Standard abbreviations
- ISO 4: Eur. Phys. J. D

Indexing
- ISSN: 1434-6060 (print) 1434-6079 (web)

Links
- Journal homepage;

= European Physical Journal D =

The European Physical Journal D: Atomic, Molecular, Optical and Plasma Physics is an academic journal recognized by the European Physical Society, presenting new and original research results.

==Scope==
The main areas covered are:
- Atomic Physics
- Molecular Physics and Chemical Physics
- Atomic and Molecular Collisions
- Clusters and Nanostructures
- Cold Matter and Quantum Gases
- Plasma Physics
- Nonlinear Dynamics
- Optical Phenomena and Photonics
- Quantum Optics
- Quantum Information
- Ultraintense and Ultrashort Laser Fields

The range of topics covered in these areas is extensive, from Molecular Interaction and Reactivity to Spectroscopy and Thermodynamics of Clusters, from Atomic Optics to Bose-Einstein Condensation to Femtochemistry.

==History==
The EPJ D arose from various predecessors: Il Nuovo Cimento (Section D), Journal de Physique, and Zeitschrift für Physik D. Prior to 1998, this journal was named Zeitschrift für Physik D: Atoms, Molecules and Clusters.

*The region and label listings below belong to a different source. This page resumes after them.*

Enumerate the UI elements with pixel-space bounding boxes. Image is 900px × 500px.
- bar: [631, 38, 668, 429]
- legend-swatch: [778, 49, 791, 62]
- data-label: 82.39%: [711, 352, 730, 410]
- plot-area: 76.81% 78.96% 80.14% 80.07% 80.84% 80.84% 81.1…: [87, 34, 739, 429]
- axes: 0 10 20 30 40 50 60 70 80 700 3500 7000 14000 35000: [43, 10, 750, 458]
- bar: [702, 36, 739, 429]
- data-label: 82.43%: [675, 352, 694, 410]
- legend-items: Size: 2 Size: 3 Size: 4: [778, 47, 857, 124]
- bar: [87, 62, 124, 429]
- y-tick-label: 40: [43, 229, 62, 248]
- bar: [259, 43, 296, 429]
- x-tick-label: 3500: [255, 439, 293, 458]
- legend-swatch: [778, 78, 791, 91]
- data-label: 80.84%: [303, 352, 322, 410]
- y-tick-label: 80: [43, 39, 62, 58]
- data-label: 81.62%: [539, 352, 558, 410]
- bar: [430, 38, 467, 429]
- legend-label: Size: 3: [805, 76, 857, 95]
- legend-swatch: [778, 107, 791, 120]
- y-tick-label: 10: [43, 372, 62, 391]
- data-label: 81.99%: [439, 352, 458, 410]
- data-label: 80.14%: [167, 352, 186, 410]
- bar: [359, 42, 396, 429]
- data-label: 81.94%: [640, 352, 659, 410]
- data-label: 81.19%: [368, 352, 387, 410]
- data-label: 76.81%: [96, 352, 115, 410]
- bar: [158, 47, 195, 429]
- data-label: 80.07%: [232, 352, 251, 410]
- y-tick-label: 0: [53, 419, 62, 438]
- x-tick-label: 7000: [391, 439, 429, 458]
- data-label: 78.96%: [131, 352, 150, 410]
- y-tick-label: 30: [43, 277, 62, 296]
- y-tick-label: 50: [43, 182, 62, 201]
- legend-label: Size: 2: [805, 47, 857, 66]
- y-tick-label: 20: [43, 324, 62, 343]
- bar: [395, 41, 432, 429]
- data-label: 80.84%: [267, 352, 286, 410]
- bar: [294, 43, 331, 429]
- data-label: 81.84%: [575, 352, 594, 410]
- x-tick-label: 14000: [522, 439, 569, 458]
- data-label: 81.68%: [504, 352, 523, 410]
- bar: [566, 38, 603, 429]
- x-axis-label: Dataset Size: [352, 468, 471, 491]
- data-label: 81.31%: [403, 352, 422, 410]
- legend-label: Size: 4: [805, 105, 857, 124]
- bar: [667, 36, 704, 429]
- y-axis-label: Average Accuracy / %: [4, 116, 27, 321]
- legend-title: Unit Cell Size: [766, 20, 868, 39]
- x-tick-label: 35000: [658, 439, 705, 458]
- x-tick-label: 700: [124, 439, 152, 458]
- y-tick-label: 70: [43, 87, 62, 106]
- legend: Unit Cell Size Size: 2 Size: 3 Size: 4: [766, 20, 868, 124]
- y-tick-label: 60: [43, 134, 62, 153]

Until 2003, Ingolf Hertel was the editor-in-chief of EPJ D. From May 2003 on EPJ D had two editors-in-chief: Tito Arecchi and Jean-Michel Raimond. In January 2004, Arecchi stepped down and Franco A. Gianturco took over his position.

In 2009, the newly appointed (third) editor-in-chief, Kurt Becker, took on the responsibility for promoting the plasma physics coverage of the journal.

As of 2018, three editors-in-chief are Tommaso Calarco (Forschungszentrum Jülich, Germany), Holger Kersten (Christian-Albrechts-Universität zu Kiel, Germany) and
Andrey V. Solov'yov (MBN Research Center, Frankfurt am Main, Germany).